Find your ancestors in Hertfordshire baptisms

Each record includes an image of the original record book and a transcript for the individual entry. The amount of detail in each record can vary but most will include the following:

  • Name
  • Birth date
  • Baptism year
  • Baptism place
  • Father’s name
  • Father’s occupation
  • Mother’s name

    You can often learn additional details from the image of the original record such as residence and the name of the individual who performed the baptism.
  • Discover more

    Before civil registration in 1837, parish registers were the main source of information for these vital events. Prior to 1813, baptisms and burials were logged in one volume by the parish. After that year, parishes used pre-printed books, which standardised the format of recording baptisms and burials in separate volumes. In unusual circumstances, additional notes may have been recorded. The amount of additional information documented was up to the wishes of either the parish clerk or reverend.

    Baptisms are not exclusive to infants. Although they usually pertained to newborns, the names of those found within the baptism records could be of young children or even adults. Baptism records are not the same as birth records; thus, some members of the parish may not be recorded because they were not baptised or not baptised in the parish church.

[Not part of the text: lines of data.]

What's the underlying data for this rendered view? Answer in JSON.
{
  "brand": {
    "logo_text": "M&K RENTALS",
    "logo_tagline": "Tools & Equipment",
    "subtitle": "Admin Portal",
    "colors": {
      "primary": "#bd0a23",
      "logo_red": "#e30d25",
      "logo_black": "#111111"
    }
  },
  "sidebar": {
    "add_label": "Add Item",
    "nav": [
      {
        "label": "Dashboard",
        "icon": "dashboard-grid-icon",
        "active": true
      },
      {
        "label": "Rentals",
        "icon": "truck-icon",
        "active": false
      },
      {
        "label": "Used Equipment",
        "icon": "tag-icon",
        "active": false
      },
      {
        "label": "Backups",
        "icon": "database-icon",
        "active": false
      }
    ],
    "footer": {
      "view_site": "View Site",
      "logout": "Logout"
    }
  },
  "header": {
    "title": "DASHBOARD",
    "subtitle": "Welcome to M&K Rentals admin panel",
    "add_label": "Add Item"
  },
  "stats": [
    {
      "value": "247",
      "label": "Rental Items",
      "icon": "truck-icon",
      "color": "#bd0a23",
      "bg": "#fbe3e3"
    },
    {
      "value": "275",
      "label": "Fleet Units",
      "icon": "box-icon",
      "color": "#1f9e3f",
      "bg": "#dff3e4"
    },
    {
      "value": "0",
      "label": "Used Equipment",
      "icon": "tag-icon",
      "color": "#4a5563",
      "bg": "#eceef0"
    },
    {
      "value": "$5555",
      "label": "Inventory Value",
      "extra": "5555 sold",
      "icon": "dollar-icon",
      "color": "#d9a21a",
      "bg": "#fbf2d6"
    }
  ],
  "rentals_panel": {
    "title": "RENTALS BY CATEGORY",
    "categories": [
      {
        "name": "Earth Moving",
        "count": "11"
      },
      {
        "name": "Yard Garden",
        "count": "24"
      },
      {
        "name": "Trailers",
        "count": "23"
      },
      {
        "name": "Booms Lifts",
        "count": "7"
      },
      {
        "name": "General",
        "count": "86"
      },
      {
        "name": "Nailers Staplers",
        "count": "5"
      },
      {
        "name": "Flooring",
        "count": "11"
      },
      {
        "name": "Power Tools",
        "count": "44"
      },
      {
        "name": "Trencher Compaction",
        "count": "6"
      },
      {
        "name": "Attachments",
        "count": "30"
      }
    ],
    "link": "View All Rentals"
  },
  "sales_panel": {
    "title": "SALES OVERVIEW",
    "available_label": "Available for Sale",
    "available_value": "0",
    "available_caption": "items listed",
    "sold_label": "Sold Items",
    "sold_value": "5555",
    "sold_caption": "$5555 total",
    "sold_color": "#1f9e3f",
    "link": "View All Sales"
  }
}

    Children born outside marriage

    In England, the 1235 Statute of Merton states, ‘He is a bastard that is born before the marriage of his parents’. The use of the word bastard continued through the 16th century, with the Poor Law of 1576 forming the basis of English bastardy law. It aimed to punish the child’s unmarried mother and putative father and to relieve the parish from the cost of supporting the mother and child.

    The language changed in the 20th century, with the introduction of the Legitimacy Act 1926, which legitimised the birth of a child in England and Wales if the parents later married each other. The act refers to the child of unmarried parents as the illegitimate person.